Génotypage des Papillomavirus humains dans les maladies rares

par Lucie Molet

Projet de thèse en Immunologie

Sous la direction de Françoise Bachelerie et de Claire Deback.

Thèses en préparation à Paris Saclay , dans le cadre de Innovation thérapeutique : du fondamental à l'appliqué , en partenariat avec Cytokines, chimiokines et immunopathology (laboratoire) et de Université Paris-Sud (établissement de préparation de la thèse) depuis le 03-11-2014 .


  • Résumé

    Les patients atteints du syndrome d'immunodéficience primaire « WHIM » (Verrues « Warts », Hypogammaglobulinémie, Infections, Myelokathexis) présentent une susceptibilité accrue aux infections par des papillomavirus humains (HPV) de la peau et des muqueuses qui peuvent évoluer en cancer. L'objectif de ce travail de thèse est de développer une technique de typage des HPV par séquençage haut débit sur plateforme MiSeq Illumina® après capture sans a priori. Nous envisageons d'appliquer cette technologie à l'identification des HPV impliqués dans les papillomatoses des patients WHIM, puis de l'étendre à l'identification des HPV de génotype indéterminé par des méthodes conventionnelles, issus de prélèvements anaux et cervicaux. Enfin, nous proposons d'étudier par une approche de métagénomique fonctionnelle la répartition des HPV présents dans les lésions cutanées par comparaison à ceux présents sur les surfaces adjacentes saines, dans le syndrome WHIM mais aussi dans d'autres syndromes d'immunodépression : patients immunodéprimés par le VIH ou porteur d'un déficit pour le gène GATA2 associé à des syndromes d'immunodéficience proches du syndrome WHIM.

  • Titre traduit

    HPV genotyping in rare dysimmune diseases


  • Résumé

    The syndrome of Warts, Hypogammaglobulinemia, Infections, and Myelokathexis (WHIM) is a rare inherited immunodeficiency disease characterized by high susceptibility to human papillomavirus (HPV) infections and development of related cancer.
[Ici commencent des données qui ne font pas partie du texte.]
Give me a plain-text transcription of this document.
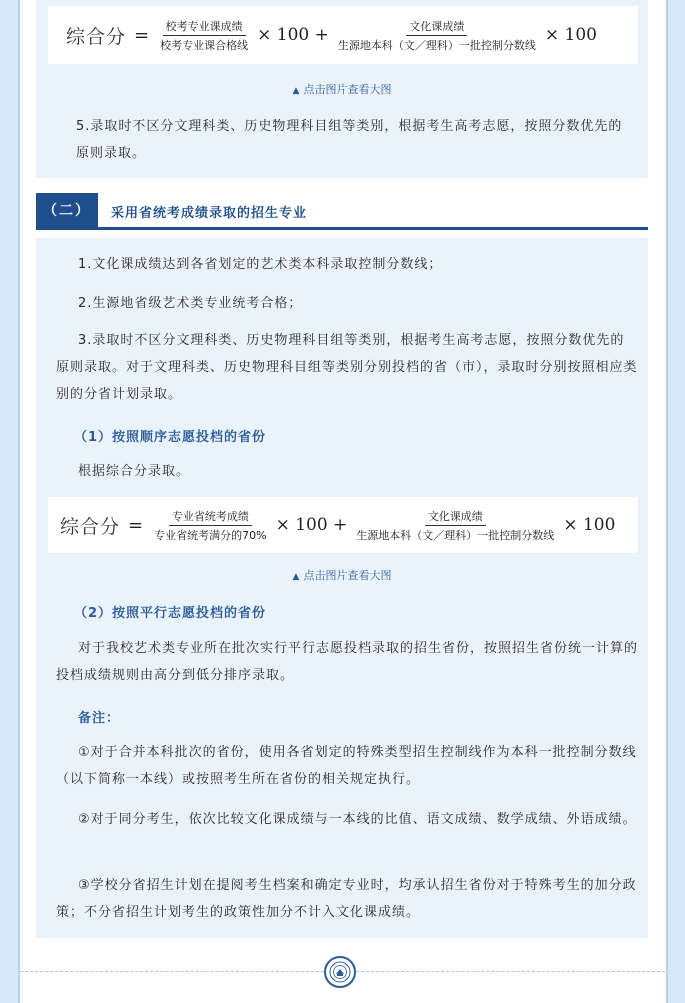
综合分 = $\frac{\text{校考专业课成绩}}{\text{校考专业课合格线}} \times 100 + \frac{\text{文化课成绩}}{\text{生源地本科（文／理科）一批控制分数线}} \times 100$
▲ 点击图片查看大图

5.录取时不区分文理科类、历史物理科目组等类别，根据考生高考志愿，按照分数优先的原则录取。

（二）	采用省统考成绩录取的招生专业

1.文化课成绩达到各省划定的艺术类本科录取控制分数线；

2.生源地省级艺术类专业统考合格；

3.录取时不区分文理科类、历史物理科目组等类别，根据考生高考志愿，按照分数优先的原则录取。对于文理科类、历史物理科目组等类别分别投档的省（市），录取时分别按照相应类别的分省计划录取。

（1）按照顺序志愿投档的省份

根据综合分录取。

综合分 = $\frac{\text{专业省统考成绩}}{\text{专业省统考满分的70\%}} \times 100 + \frac{\text{文化课成绩}}{\text{生源地本科（文／理科）一批控制分数线}} \times 100$
▲ 点击图片查看大图
（2）按照平行志愿投档的省份

对于我校艺术类专业所在批次实行平行志愿投档录取的招生省份，按照招生省份统一计算的投档成绩规则由高分到低分排序录取。

备注：

①对于合并本科批次的省份，使用各省划定的特殊类型招生控制线作为本科一批控制分数线（以下简称一本线）或按照考生所在省份的相关规定执行。

②对于同分考生，依次比较文化课成绩与一本线的比值、语文成绩、数学成绩、外语成绩。

③学校分省招生计划在提阅考生档案和确定专业时，均承认招生省份对于特殊考生的加分政策；不分省招生计划考生的政策性加分不计入文化课成绩。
The main objective of this thesis is to develop novel HPV genotyping method based on unbiased gene capture followed by next generation sequencing on MiSeq Illumina® platform. We propose to apply our technology to identify the genotype of HPV associated with papillomatosis described in WHIM patients, and as a next step to characterize HPV types that remained undetermined by using conventional methods in anal or cervical samples. Finally, we will conduct a metagenomic study to the HPV types distribution in different human body sites, by comparing HPV types present in lesions to those on adjacent healthy skin, in WHIM patients as well as in other immunodeficiency syndromes such as HIV-infected patients or in patients with mutations in gene GATA2 associated with a primary immunodeficiency linked to WHIM syndrome.